Escrevo esse texto com dor, e a emoção que causa essa dor com certeza me atordoa. Não sou advogado, nem formado em direito. Por mais que eu tenha um mestrado sobre sociologia do direito, legislação, interpretação das leis e jurisprudência não são minha especialidade.
Apesar de tudo isso sou sociólogo. Sou treinado para olhar como estruturas de poder se relacionam em uma sociedade. E nessa infeliz quarta-feira vi um juiz anular a existência de uma mulher — e o significado disso é amedrontador para todos nós que queremos um mundo justo para todos, independente de gênero ou sexualidade.
Ontem uma mulher foi violentada em um ônibus em São Paulo. Diego Ferreira de Novais se masturbou e ejaculou na vítima. Sim, ele gozou na mulher em pleno coletivo. Foi levado para a delegacia, em parte graças ao cobrador e ao motorista do ônibus que evitaram um massacre ali mesmo.
Hoje ao final da tarde o juiz José Eugenio do Amaral Souza Neto me deixou pasmo ao soltar Diego. Diego, mesmo tendo outras 5 passagens pela polícia por assédios, estupros e outros abusos contra mulheres, segue a vida livre leve e solto — apenas com uma recomendação para procurar ajuda psiquiátrica.
Para o juiz não houve o constrangimento, tampouco violência ou grave ameaça, pois a vítima estava sentada em um banco do ônibus cheio. Mesmo transtornado com a decisão desumana de José Eugenio não consegui parar de pensar na agressividade dessas palavras do magistrado.

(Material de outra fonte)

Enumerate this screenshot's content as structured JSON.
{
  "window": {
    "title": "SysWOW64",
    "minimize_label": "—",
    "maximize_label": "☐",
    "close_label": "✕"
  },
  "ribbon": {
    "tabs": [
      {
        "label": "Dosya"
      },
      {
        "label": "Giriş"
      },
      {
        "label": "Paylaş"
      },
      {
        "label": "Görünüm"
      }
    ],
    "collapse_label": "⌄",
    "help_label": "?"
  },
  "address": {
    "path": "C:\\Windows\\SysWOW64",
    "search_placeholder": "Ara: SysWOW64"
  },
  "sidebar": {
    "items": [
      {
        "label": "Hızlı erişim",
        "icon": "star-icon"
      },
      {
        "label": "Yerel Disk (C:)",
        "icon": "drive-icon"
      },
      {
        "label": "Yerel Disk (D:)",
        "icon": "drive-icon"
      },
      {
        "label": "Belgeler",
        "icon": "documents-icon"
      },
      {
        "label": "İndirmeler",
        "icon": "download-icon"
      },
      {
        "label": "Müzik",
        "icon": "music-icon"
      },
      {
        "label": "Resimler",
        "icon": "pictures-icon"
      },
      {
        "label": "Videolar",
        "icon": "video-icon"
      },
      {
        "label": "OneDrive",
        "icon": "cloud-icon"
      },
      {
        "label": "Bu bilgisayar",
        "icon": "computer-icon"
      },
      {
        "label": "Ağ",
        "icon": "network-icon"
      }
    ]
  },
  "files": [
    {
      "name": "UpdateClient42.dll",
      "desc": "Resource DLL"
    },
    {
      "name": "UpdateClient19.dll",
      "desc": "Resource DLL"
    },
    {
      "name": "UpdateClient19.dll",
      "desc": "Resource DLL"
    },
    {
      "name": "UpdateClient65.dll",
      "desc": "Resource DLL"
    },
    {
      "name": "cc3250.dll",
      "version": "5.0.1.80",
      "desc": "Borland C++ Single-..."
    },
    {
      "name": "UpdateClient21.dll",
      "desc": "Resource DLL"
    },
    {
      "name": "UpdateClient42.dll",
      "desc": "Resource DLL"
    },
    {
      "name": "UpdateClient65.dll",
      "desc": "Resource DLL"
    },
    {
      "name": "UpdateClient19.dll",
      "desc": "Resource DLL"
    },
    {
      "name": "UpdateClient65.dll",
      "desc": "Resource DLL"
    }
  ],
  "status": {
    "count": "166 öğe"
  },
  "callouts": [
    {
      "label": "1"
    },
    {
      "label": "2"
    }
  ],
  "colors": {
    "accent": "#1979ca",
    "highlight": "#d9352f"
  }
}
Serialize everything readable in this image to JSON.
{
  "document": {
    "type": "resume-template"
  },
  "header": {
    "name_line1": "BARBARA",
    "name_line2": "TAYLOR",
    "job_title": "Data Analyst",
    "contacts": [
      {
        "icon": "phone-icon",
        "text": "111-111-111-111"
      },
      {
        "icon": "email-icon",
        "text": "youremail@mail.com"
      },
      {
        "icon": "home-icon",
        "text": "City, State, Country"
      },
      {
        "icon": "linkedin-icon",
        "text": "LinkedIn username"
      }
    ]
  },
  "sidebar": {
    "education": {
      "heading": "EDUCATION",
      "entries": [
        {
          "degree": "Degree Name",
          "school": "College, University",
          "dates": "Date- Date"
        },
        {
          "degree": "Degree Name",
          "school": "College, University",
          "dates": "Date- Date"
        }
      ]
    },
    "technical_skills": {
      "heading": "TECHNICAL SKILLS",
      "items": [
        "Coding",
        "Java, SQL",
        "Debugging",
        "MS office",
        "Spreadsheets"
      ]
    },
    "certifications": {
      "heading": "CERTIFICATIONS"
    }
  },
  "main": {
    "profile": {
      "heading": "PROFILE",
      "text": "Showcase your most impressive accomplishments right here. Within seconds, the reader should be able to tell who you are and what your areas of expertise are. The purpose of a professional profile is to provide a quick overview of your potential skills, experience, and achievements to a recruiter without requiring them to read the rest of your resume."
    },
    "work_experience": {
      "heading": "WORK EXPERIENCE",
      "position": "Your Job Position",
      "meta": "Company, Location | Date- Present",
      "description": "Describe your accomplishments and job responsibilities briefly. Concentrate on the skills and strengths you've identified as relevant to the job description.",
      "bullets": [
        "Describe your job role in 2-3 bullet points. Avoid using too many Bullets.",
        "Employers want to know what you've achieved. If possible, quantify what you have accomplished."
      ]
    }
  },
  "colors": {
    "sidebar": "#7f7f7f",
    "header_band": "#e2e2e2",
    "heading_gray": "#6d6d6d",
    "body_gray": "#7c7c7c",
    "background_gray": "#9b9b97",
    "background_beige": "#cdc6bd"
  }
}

Ele não só deixou Diego livre. Ele aniquilou a condição humana da mulher agredida. Ao afirmar que não houve violência ele nega àquela mulher a condição de ser uma pessoa, uma cidadã. E ao considerar o ato meramente atentado ao pudor ele considera que aquela mulher, além de não ter direito à humanidade, é um acessório público qualquer, um objeto no mundo.
Se Diego se masturbasse e gozasse no banco da praça, seria atentado ao pudor. Se o fizesse na catraca do ônibus, seria atentado ao pudor. Se o fizesse na lixeira do ponto de ônibus, idem. Mas não: ele o fez em um ser humano — fato que José Eugenio se recusa a ver.
O juiz, agindo assim, exclui da cena do crime a própria mulher agredida. A cena passa a ser tratada apenas como maluco balançando o pênis em público. O fato de ele ter ejaculado em uma mulher é jogado ao acaso. Ao mesmo tempo a possibilidade de ele ter visto na mulher um possível estímulo sexual não é nem concebível nem importante para José Eugenio.
Ela, na cena, passa a ser um objeto qualquer. Tão qualquer que nem objeto sexual ela tem mais o direito de ser. Ela é reduzida a objeto em um mundo onde apenas homens podem ser protagonistas. Um mundo onde agressores como Diego se masturbam e gozam onde querem enquanto juízes como José Eugenio observam o ato machisticamente focado somente no homem. A mulher é segundo plano, acessório. Quando muito, enfeite.
A decisão repugnante de José Engenio agride a vítima de Diego com tamanha severidade que a censura de ser protagonista da própria tragédia. A decisão é, assim, um sinal de que a cretinice machista que objetifica a mulher, lhe tirando a humanidade e a colocando no mundo ao bel prazer do homem não é só estatística: é status quo garantido pelo sistema judiciário. E é essa a agressividade que me tira o sono nessa quarta-feira.
Em uma semana em que o muitas mulheres e homens comemoram a força brutal de Clara Averbuck, José Eugenio contra-ataca o feminismo com tamanha escrotidão como se quisesse passar um recado. E passou. Me deu a certeza de que o mundo em que vivemos é deveras deprimente — e em grande parte o é por causa Diegos e José Eugenios.